L’unanimità è una trappola
Alessandra Di Pietro


Carla Badiali


Tra le conseguenze politiche del 13 febbraio e dell’8 marzo c’è l’acquisizione defi nitiva che nel movimento delle donne l’unanimità non è necessaria all’azione. Darsi come obiettivo “essere tutte d’accordo” (su un appello, uno slogan, un flashmob) pretende una continua mediazione (quasi sempre) al ribasso che lima gli eccessi, allinea gli estremismi, ammorbidisce le convinzioni, spegne lo spirito critico, crea insomma una orizzontalità che fa male alla vitalità, al dinamismo e alla creatività.

La ricerca della concordia è spesso una trappola che fa disperdere tempo senza far accrescere partecipazione ed entusiasmo, anzi dividendo e frammentando: dunque esaltare l’esigenza dell’accordo totale senza se e senza ma è utile solo a chi vuole indebolire la forza delle donne. Esserci e dappertutto, da sola o con il proprio gruppo, ognuna con il suo pensiero osservando con sincero interesse e curiosità quel che hanno da dire le altre, è possibile, anzi è da incoraggiare.

Dalla gabbia politica e mediatica della consonanza siamo riuscite a sfuggire in questo otto marzo (con manifestazioni grandi, piccole e talune minuscole, ma presenti) e durante la preparazione della manifestazione di febbraio.

Prima del 13, a molte/i il serrato ragionare su corpi e cervelli in vendita, l’insistenza su chi compra più che su chi vende, i posizionamenti politici pro o contro Berlusconi, indignarsi o mettersi al riparo dal moralismo sotto ombrello rosso, sono parse critiche pretestuose, finezze da intellettuali annoiate, snobismi culturali e invece siccome erano interventi politici appassionati e intelligenti hanno allargato la piazza e permesso che nello stesso momento Giulia Bongiorno intervenisse dal palco mentre avveniva lo straordinario flashmob di 200 donne a Montecitorio.

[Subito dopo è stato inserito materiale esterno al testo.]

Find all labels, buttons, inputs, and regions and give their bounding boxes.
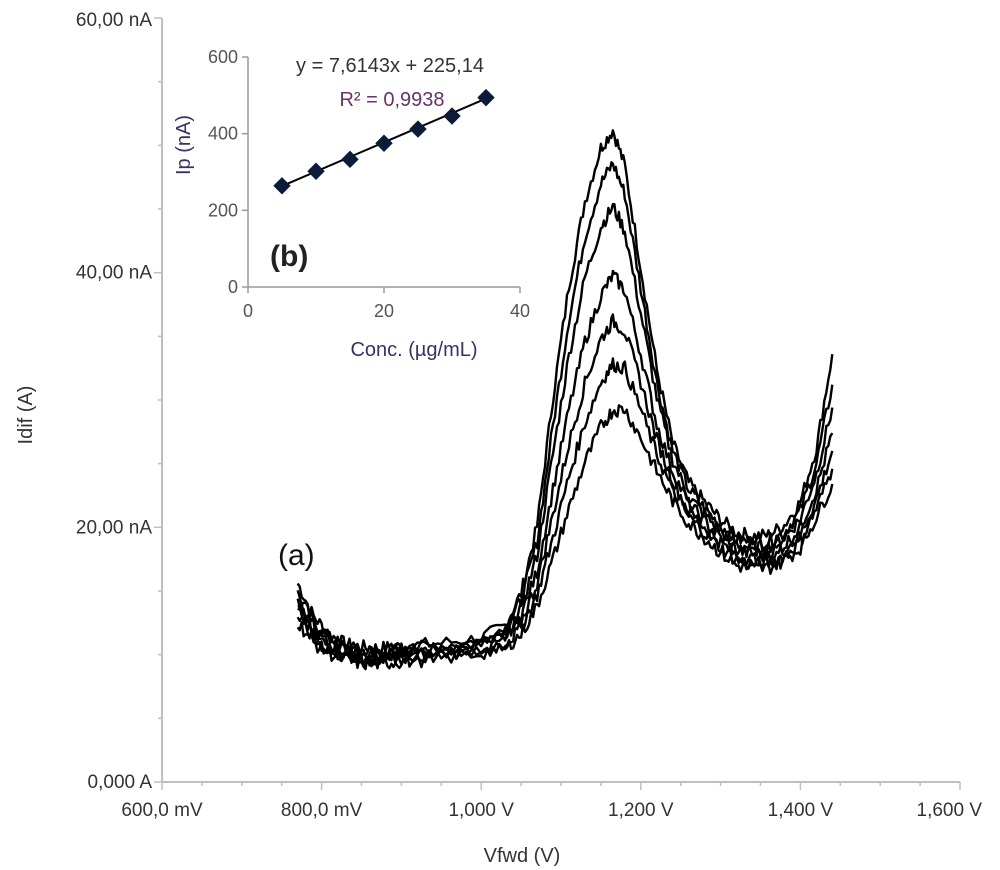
- x-tick-label: 800,0 mV: [281, 800, 363, 821]
- inset-y-tick-label: 600: [208, 47, 238, 67]
- inset-y-tick-label: 200: [208, 200, 238, 220]
- data-point: [477, 88, 495, 107]
- y-axis-title: Idif (A): [15, 386, 37, 445]
- data-point: [341, 150, 359, 169]
- main-plot-series: [296, 129, 834, 671]
- inset-x-tick-label: 0: [243, 301, 253, 321]
- x-tick-label: 1,200 V: [608, 800, 674, 821]
- x-tick-label: 1,600 V: [917, 800, 983, 821]
- main-plot-axes: [154, 17, 961, 790]
- inset-x-tick-label: 40: [510, 301, 530, 321]
- data-point: [375, 134, 393, 152]
- y-tick-label: 40,00 nA: [76, 263, 152, 284]
- data-point: [443, 107, 461, 125]
- data-point: [307, 162, 325, 180]
- inset-y-tick-label: 400: [208, 124, 238, 144]
- series-line-6: [296, 357, 834, 668]
- x-tick-label: 600,0 mV: [121, 800, 203, 821]
- y-tick-label: 60,00 nA: [76, 10, 152, 31]
- series-line-7: [296, 404, 834, 671]
- y-tick-label: 20,00 nA: [76, 517, 152, 538]
- trendline-equation: y = 7,6143x + 225,14: [296, 55, 484, 77]
- inset-y-tick-label: 0: [228, 277, 238, 297]
- data-point: [273, 177, 291, 195]
- inset-plot-axes: [242, 56, 521, 293]
- inset-x-axis-title: Conc. (µg/mL): [350, 339, 477, 361]
- x-tick-label: 1,400 V: [768, 800, 834, 821]
- data-point: [409, 120, 427, 138]
- x-axis-title: Vfwd (V): [484, 845, 561, 867]
- main-plot-tick-labels: 0,000 A 20,00 nA 40,00 nA 60,00 nA 600,0 mV 8…: [76, 10, 982, 821]
- inset-x-tick-label: 20: [374, 301, 394, 321]
- panel-label-a: (a): [278, 539, 315, 572]
- panel-label-b: (b): [270, 240, 308, 273]
- x-tick-label: 1,000 V: [448, 800, 514, 821]
- inset-plot-tick-labels: 0 200 400 600 0 20 40: [208, 47, 530, 321]
- trendline-r-squared: R² = 0,9938: [339, 89, 444, 111]
- y-tick-label: 0,000 A: [88, 772, 153, 793]
- inset-y-axis-title: Ip (nA): [173, 115, 195, 175]
- inset-data-points: [273, 88, 495, 195]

Questa energia disordinata, confusa, contraddittoria che si riversa per le strade ha spesso una matrice antiberlusconiana, ma non è l’unica. Le manifestanti segnano una presenza sul territorio ciascuna con una propria chiave di originalità nella forma nella sostanza (il precariato, la salute, l’ambiente, la sorellanza con le immigrate, alcune hanno convocato manifestazioni con i bambini altre rifiutano di esaltare la funzione riproduttiva etc…,  c’è musica, teatro, poesia) ed è questo il processo da sostenere: esaltare l’entusiasmo di esserci, crearsi un’anima politica, volere lo scambio, persino lo scontro, inventarsi un pensiero, dargli forma, essere contente che l’altra non la pensi come noi e sperare che ne sappia di più e pure di meglio.

Per andare avanti nella crescita del movimento serve di volersi conoscere perché quel che l’altra vuole dirmi viene da un’esperienza e ha un valore.
Il femminismo è per me innanzitutto una autentica attenzione per le donne, il loro pensiero, le loro azioni e le loro relazioni, non può fermarsi davanti all’etichetta di appartenenza fissata con criteri della politica maschile. In questo senso non intendo promuovere una trasversalità acritica, ma neanche sostenere un pregiudizio.

E’ certo che per mettere in scena azioni (pre)potenti serve mettersi d’accordo su un obiettivo – scendere in piazza per esempio – ma che siano minimi e invece sia massimo lo spazio del confronto e della diversità senza asservimento a partiti, segretari di partito, testate giornalistiche, televisive, partiti, regine della doppia militanza (ancora!).

Credo sia l’unica via possibile per fare crescere e/o dare spazio a un ricchissimo soggetto politico diffuso che coltivi orgoglio della differenza (tra noi donne), autonomia di pensiero e di comunicazione per poter, in caso, contrattare con il sistema tradizionale senza ridursi a truppe ausiliare di una politica stanca e incapace.